Spinal cord injury (SCI) results in dynamic alterations of the microenvironment at the lesion site, which inevitably leads to neuronal degeneration and functional impairment. The destruction of the spinal vascular system leads to a significant deterioration of the milieu, which exacerbates inflammatory response and deprives cells of nutrient support in the lesion. Limited endogenous angiogenesis occurs after SCI, but the cellular events at the lesion site during this process are unclear so far. Here, we performed single-cell RNA sequencing (scRNA-seq) on spinal cord tissues of rats at different time points after SCI. After clustering and cell-type identification, we focused on vascular endothelial cells (ECs), which play a pivotal role in angiogenesis, and drew the cellular and molecular atlas for angiogenesis after SCI. We found that microglia and macrophages promote endogenous angiogenesis by regulating EC subsets through SPP1 and IGF signaling pathways. Our results indicate that immune cells promote angiogenesis by regulating specific subsets of vascular ECs, which provides new clues for exploring SCI intervention.
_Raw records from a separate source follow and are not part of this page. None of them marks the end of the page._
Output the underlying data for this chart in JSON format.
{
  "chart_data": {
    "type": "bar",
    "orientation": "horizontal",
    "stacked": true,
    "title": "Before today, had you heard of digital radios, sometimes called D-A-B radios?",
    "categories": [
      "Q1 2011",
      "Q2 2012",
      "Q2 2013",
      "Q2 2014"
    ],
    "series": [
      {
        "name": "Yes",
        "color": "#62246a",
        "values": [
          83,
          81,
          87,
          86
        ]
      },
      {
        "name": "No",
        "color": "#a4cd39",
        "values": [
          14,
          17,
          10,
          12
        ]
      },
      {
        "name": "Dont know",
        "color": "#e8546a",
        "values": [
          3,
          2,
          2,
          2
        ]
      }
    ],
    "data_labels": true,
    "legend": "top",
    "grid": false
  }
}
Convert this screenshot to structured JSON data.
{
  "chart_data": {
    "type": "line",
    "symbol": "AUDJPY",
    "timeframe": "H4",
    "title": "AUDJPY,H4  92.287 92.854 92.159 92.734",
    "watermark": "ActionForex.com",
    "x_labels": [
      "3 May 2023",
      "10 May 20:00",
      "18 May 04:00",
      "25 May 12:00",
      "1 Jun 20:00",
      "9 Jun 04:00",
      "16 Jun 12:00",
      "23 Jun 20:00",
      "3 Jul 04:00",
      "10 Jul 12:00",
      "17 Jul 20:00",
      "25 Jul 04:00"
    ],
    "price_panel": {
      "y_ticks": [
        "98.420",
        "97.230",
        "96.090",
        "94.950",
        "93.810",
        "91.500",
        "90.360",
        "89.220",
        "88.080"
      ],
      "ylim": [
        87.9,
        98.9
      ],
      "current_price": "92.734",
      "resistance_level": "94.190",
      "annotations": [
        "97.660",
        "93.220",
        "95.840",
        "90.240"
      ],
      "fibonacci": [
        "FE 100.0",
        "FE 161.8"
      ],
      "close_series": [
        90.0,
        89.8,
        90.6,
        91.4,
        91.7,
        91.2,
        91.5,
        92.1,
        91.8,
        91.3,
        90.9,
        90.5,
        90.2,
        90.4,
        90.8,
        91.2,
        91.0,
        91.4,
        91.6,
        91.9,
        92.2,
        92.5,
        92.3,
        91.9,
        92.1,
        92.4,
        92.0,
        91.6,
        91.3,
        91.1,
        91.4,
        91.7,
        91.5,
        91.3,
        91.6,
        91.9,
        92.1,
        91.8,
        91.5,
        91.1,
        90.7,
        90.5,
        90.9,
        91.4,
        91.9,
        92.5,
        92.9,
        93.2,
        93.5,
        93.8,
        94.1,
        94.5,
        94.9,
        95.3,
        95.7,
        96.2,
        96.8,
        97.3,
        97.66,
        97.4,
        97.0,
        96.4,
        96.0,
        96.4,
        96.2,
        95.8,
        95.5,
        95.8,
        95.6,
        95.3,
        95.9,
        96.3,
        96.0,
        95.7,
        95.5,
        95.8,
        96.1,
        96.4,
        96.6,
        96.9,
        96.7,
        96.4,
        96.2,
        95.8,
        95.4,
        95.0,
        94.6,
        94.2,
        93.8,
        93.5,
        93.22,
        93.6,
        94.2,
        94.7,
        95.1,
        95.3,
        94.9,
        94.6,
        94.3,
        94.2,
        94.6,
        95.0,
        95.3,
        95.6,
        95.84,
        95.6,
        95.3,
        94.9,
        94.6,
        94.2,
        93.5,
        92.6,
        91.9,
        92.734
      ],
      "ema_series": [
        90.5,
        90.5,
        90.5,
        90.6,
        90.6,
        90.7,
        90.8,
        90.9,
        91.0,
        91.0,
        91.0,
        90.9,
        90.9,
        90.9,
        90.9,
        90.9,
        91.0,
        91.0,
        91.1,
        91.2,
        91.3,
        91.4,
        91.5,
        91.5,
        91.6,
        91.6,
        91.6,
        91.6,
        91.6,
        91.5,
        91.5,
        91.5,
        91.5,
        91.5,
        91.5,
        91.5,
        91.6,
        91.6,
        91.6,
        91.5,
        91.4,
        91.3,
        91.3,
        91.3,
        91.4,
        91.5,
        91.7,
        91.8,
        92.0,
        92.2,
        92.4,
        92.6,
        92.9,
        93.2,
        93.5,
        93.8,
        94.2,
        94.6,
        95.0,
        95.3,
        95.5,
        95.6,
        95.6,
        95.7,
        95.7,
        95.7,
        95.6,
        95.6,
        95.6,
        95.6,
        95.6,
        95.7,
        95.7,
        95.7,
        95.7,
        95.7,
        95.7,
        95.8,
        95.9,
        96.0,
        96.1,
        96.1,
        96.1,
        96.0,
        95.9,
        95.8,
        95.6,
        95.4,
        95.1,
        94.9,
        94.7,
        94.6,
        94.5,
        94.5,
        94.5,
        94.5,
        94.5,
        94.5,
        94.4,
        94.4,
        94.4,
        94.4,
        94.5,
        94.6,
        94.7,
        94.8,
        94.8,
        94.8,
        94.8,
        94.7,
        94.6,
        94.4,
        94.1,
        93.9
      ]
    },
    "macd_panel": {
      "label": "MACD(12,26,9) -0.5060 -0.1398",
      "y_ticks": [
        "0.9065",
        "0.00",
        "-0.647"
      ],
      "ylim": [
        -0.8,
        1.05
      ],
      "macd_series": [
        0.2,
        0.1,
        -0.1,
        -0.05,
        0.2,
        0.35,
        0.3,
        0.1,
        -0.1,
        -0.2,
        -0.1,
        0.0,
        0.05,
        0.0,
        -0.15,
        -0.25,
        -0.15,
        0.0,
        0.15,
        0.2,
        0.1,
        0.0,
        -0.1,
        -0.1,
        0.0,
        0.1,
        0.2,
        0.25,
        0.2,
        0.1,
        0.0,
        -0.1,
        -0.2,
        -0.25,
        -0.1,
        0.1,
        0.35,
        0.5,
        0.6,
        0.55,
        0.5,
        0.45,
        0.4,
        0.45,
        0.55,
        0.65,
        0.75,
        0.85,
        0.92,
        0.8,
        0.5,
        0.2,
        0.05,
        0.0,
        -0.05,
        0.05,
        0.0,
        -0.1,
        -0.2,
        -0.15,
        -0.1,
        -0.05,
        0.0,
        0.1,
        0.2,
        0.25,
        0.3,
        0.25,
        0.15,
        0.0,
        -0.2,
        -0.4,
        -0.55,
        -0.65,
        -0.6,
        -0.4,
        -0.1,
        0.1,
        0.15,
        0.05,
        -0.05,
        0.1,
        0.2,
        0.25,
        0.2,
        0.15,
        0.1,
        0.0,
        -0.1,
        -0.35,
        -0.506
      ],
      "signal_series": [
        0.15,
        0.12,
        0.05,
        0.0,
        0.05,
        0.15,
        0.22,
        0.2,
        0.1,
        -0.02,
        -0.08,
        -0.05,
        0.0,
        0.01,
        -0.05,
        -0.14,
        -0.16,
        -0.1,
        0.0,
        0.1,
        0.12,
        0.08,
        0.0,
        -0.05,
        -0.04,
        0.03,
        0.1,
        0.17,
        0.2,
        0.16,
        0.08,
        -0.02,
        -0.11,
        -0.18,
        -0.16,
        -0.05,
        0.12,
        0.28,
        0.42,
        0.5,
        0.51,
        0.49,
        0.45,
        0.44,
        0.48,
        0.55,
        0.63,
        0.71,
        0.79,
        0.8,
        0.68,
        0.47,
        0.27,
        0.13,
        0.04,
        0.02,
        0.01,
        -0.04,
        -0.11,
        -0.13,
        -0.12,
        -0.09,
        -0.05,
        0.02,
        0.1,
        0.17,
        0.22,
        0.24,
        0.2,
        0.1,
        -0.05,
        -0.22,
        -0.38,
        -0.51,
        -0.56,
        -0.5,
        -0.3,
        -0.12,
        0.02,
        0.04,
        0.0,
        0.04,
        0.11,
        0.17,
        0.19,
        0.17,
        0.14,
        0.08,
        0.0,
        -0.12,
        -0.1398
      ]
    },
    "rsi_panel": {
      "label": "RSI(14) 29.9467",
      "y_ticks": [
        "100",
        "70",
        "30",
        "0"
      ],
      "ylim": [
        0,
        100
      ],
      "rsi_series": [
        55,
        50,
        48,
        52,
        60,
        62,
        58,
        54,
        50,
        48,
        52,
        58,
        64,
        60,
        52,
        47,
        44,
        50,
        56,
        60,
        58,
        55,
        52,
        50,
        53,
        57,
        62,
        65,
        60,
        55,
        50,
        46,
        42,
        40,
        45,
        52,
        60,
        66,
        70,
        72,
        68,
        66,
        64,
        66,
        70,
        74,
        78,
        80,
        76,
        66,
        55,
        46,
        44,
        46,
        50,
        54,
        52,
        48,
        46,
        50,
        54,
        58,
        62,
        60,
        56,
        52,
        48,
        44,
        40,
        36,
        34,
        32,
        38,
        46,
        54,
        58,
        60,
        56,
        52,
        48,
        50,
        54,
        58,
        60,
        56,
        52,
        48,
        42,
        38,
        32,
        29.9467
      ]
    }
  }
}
脊髓损伤(SCI)导致损伤部位微环境发生动态改变,不可避免地导致神经元变性和功能障碍。脊髓血管系统的破坏导致环境显著恶化,加剧炎症反应并使损伤部位的细胞失去营养支持。SCI 后会发生有限的内源性血管生成,但目前尚不清楚在此过程中损伤部位的细胞事件。在这里,我们对 SCI 后不同时间点的大鼠脊髓组织进行了单细胞 RNA 测序(scRNA-seq)。在聚类和细胞类型鉴定后,我们专注于血管内皮细胞(ECs),它们在血管生成中起着关键作用,并绘制了 SCI 后血管生成的细胞和分子图谱。我们发现小胶质细胞和巨噬细胞通过 SPP1 和 IGF 信号通路调节 EC 亚群来促进内源性血管生成。我们的结果表明,免疫细胞通过调节血管内皮细胞的特定亚群来促进血管生成,这为探索 SCI 干预提供了新的线索。